Figure 3. LRP6-ICD differentially impacts TCF/LEF-1 activity in a spatially relevant manner.

HEK 293T cells were transfected with luciferase assay reporter constructs along with (A) control eGFP, wild type GFP-LRP6-ICD (WT-ICD) or GFP-LRP6-ICD×5 m (M-ICD) for 24 hrs (B) control pcDNA-NES, wild type GFP-LRP6-ICD-NES (WT-ICD-NES or GFP-LRP6-ICD×5 m-NES (M-ICD-NES) for 48 hrs (C) control EV-GFP-NLS, wild type GFP-LRP6-ICD-NLS (WT-ICD-NLS) or GFP-LRP6-ICD×5 m-NLS (M-ICD-NLS) for 24 hrs and TCF/LEF-1 activity was measured.
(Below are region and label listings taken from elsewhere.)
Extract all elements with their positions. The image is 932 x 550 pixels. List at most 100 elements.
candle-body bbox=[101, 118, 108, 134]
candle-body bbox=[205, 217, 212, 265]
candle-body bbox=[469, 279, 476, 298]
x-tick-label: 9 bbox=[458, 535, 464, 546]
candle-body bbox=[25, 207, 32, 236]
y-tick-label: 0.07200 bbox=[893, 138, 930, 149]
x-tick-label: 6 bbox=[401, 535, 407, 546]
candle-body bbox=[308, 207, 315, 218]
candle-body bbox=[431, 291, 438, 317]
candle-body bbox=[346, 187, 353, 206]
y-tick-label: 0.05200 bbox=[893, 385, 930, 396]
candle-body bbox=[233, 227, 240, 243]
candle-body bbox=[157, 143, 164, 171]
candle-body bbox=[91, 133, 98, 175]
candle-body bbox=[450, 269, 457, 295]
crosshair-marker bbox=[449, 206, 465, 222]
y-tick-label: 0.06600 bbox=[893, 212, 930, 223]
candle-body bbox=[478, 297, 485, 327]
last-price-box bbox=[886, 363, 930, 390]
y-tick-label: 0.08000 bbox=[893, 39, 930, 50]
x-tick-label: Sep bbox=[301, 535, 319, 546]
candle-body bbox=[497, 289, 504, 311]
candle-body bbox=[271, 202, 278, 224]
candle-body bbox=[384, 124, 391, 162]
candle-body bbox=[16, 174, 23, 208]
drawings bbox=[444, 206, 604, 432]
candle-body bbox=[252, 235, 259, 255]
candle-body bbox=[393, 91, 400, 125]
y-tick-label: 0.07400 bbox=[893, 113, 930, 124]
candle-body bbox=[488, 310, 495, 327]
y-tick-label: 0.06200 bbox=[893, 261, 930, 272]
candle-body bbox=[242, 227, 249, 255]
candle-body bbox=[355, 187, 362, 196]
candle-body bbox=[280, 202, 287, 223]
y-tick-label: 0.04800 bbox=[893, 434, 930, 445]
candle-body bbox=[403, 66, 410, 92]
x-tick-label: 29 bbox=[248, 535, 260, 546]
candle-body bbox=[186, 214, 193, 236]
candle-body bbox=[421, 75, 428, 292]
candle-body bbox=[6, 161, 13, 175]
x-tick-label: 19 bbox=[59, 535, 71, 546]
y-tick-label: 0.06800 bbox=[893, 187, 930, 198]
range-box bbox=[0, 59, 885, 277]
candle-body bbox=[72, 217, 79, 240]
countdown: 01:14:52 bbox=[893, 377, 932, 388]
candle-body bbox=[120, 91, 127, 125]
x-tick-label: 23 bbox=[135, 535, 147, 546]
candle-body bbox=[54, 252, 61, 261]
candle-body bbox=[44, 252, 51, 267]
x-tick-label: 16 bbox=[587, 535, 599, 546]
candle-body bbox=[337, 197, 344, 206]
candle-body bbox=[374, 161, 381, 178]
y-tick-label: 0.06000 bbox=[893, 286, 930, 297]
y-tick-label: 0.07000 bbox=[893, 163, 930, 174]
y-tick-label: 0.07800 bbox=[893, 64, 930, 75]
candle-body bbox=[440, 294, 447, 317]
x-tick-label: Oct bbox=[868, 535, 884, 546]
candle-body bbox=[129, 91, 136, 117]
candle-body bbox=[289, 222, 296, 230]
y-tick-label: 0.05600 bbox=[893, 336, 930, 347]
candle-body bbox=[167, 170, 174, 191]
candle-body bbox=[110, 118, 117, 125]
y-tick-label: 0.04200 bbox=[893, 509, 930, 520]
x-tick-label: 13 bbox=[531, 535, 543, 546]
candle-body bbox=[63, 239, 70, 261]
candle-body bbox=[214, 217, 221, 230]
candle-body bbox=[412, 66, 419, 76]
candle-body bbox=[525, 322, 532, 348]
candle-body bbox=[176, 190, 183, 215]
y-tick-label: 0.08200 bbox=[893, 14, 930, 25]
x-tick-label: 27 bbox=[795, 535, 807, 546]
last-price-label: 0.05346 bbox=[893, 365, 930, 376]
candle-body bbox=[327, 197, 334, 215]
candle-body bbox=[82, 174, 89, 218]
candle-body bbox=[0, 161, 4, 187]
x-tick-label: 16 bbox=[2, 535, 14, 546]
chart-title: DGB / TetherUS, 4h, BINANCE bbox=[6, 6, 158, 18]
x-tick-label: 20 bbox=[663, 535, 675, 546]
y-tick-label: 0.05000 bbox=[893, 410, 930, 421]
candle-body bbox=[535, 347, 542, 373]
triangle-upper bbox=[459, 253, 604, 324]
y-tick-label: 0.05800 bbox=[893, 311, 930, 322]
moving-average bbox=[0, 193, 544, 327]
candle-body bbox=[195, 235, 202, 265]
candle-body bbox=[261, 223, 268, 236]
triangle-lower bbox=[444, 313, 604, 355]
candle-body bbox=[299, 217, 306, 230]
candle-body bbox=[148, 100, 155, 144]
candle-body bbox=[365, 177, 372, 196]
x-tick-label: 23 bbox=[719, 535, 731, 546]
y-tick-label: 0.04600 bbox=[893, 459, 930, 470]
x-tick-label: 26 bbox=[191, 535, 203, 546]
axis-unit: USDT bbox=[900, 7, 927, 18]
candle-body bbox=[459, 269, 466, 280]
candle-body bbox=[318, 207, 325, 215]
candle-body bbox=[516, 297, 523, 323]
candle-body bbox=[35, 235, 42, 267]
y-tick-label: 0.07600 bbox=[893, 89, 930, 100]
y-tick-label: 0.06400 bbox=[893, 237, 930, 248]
TCF/LEF-1 activity for the LRP6-ICD constructs is expressed as a percentage of the relevant control used in each condition: (*P<0.01, **P<0.001, ***P<0.0001). (D) HEK 293T cells were transfected with control eGFP, WT-ICD, M-ICD, WT-ICD-NES or M-ICD-NES. Twenty-four hrs post-transfection, cells were collected and cytosolic fractions were probed for endogenous cytosolic phospho-β-catenin (Ser33/37/Thr41) or total endogenous cytosolic β-catenin. Total cellular β-catenin levels did not change.